How to leverage e-learning for your employees and overcome the challenges to make advancing their skills a success for them and your business
Online learning has revolutionized how people worldwide can access information, skills, and qualifications. A flexible environment allows students from around the world to learn at their own pace with a wide variety of courses at their disposal.
Geography no longer limits how you can learn because e-learning means you can attend classes offered by a tutor or teacher who lives thousands of miles away without leaving the comfort of your office or home.
While many online education platforms and individuals offer e-learning classes, a growing number of companies provide e-learning opportunities for employees. This reduces the amount of time spent in training and can ensure that employees are always up to date with the latest trends and developments.
For such programs, employers have material uploaded to the company’s network, and grants access to workers who must complete the training. Companies are electing to tackle training this way for several reasons, including cost savings and time flexibility.
How to ensure that e-learning is successful
Regardless of what type of e-learning a course is offering, accessibility is a critical factor. Learners need to access materials the course offers, which could be printed handbooks or workbooks, portfolios of evidence, notes, videos, and graphics.
E-learning has highlighted how many people prefer to learn using multiple sources instead of relying on textbooks that do not cater to aural, visual, and kinesthetic learning styles. Many e-learning course providers have found that using a balance of resources allows people to process and apply what they have learned, no matter their learning style.
The fact that learning online allows users to return to videos and watch them again makes learning more manageable, primarily when a learner might not have understood a concept at first. Therefore, they have multiple opportunities to learn and process information that is integral to the course.
Like any education course offered in a more conventional setting, e-learning classes should have measurable outcomes defined before any lesson commences.
These should be stated clearly so that the learner knows that they have achieved a lesson’s objectives before moving on to the next one.
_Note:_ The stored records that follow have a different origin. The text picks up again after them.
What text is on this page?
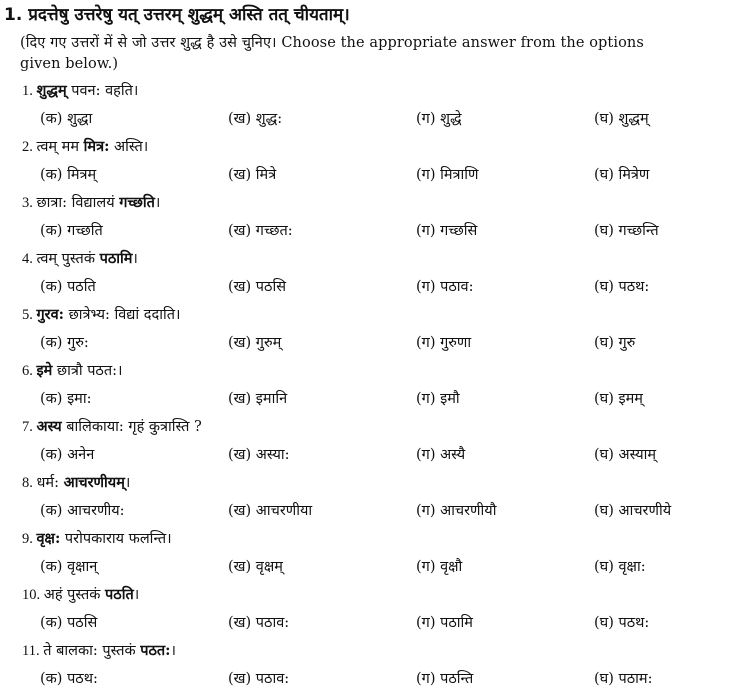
1. प्रदत्तेषु उत्तरेषु यत् उत्तरम् शुद्धम् अस्ति तत् चीयताम्।
(दिए गए उत्तरों में से जो उत्तर शुद्ध है उसे चुनिए। Choose the appropriate answer from the options
given below.)
1. शुद्धम् पवन: वहति।
(क) शुद्धा	(ख) शुद्ध:	(ग) शुद्धे	(घ) शुद्धम्
2. त्वम् मम मित्र: अस्ति।
(क) मित्रम्	(ख) मित्रे	(ग) मित्राणि	(घ) मित्रेण
3. छात्रा: विद्यालयं गच्छति।
(क) गच्छति	(ख) गच्छत:	(ग) गच्छसि	(घ) गच्छन्ति
4. त्वम् पुस्तकं पठामि।
(क) पठति	(ख) पठसि	(ग) पठाव:	(घ) पठथ:
5. गुरव: छात्रेभ्य: विद्यां ददाति।
(क) गुरु:	(ख) गुरुम्	(ग) गुरुणा	(घ) गुरु
6. इमे छात्रौ पठत:।
(क) इमा:	(ख) इमानि	(ग) इमौ	(घ) इमम्
7. अस्य बालिकाया: गृहं कुत्रास्ति ?
(क) अनेन	(ख) अस्या:	(ग) अस्यै	(घ) अस्याम्
8. धर्म: आचरणीयम्।
(क) आचरणीय:	(ख) आचरणीया	(ग) आचरणीयौ	(घ) आचरणीये
9. वृक्ष: परोपकाराय फलन्ति।
(क) वृक्षान्	(ख) वृक्षम्	(ग) वृक्षौ	(घ) वृक्षा:
10. अहं पुस्तकं पठति।
(क) पठसि	(ख) पठाव:	(ग) पठामि	(घ) पठथ:
11. ते बालका: पुस्तकं पठत:।
(क) पठथ:	(ख) पठाव:	(ग) पठन्ति	(घ) पठाम:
It is as simple as including a simple checklist of statements beginning with phrases like, “I understand, I can demonstrate, I can define, I can distinguish between,” etc.
Not all e-learning courses come with certification, accreditation, or qualification upon completion. However, at a minimum, they should have a set of objectives for a student to achieve.
One of the benefits of e-learning is that students often have direct access to a lecturer or tutor if they need assistance with understanding content, completing assignments, or preparing for assessments. This is something that many students undertaking traditional learning courses find challenging.
For success, the online learning platform must have a clear, efficient communication strategy to ensure that learners can access their contact person directly and get the advice they need.
These contact details should be conveyed clearly to the student at the commencement of the course. There should also be guidelines on appropriate times and content for communication as these rules define appropriate behavior on communication platforms.
Challenges of e-learning
While e-learning is a great idea in principle, many students struggle to adapt to it. From the time they were young, the concept of learning included a classroom, teacher, textbooks, and timetable. E-learning is, therefore, a foreign idea as their classroom can be anywhere, they work when they want to, and they do not get in-person contact with the teacher.
Because there is so much freedom in how you go about doing an online course, many people struggle to maintain the requisite self-discipline.
It is easy to go home after a tough day at the office and put off watching a lecture until the next day because you are tired. The problem is that the next day becomes the next, and so on. Before you know it, you are way behind.
The opposite of a learner described above is one who spends too much of their downtime focused on their e-learning courses and does not maintain a balance between work, learning, and socializing. They might neglect to properly look after themselves by not eating a healthy diet, exercising regularly, and taking breaks to pursue other activities.
Consequently, their physical health suffers, which will only be made worse by the stress they create by pressuring themselves to complete the course. To remedy this challenge, students should set up a roster of when they will attend classes, do coursework, and allocate time to self-care, work, and other commitments.
For a course developer, making sure that the content offered is relevant and engaging learners presents a challenge. Droning lectures or endless course notes will not keep students motivated and might result in a high dropout rate.
At the heart of every lesson plan and presentation should be a student’s perspective. What makes them tick? What do they want to get out of the lesson? What will hold their attention?
By examining these questions, teachers and lecturers can convert dull subject matter into fascinating content. When students feel engaged, they get more out of the lesson and perform better in assessments.
For companies offering e-learning to employees, there is a great deal of preparation that needs to go into setting it up if you want it to work successfully. That means getting IT experts to ensure that the company’s servers support whatever content students will need. Students should also have after-hours access to course materials, so they should be available on their smartphones or personal laptops.
Printing and other resource preparation should be done well in advance. To ensure the course material is covered, a timetable for employees might be advisable. Too often, unrealistic and unfriendly time-frames are given for completing assignments. This should be avoided as it will demotivate learners.
Consult course developers to set deadlines employees will manage to adhere to so that the overall goal of making sure that everyone acquires the necessary skills and knowledge is easily met.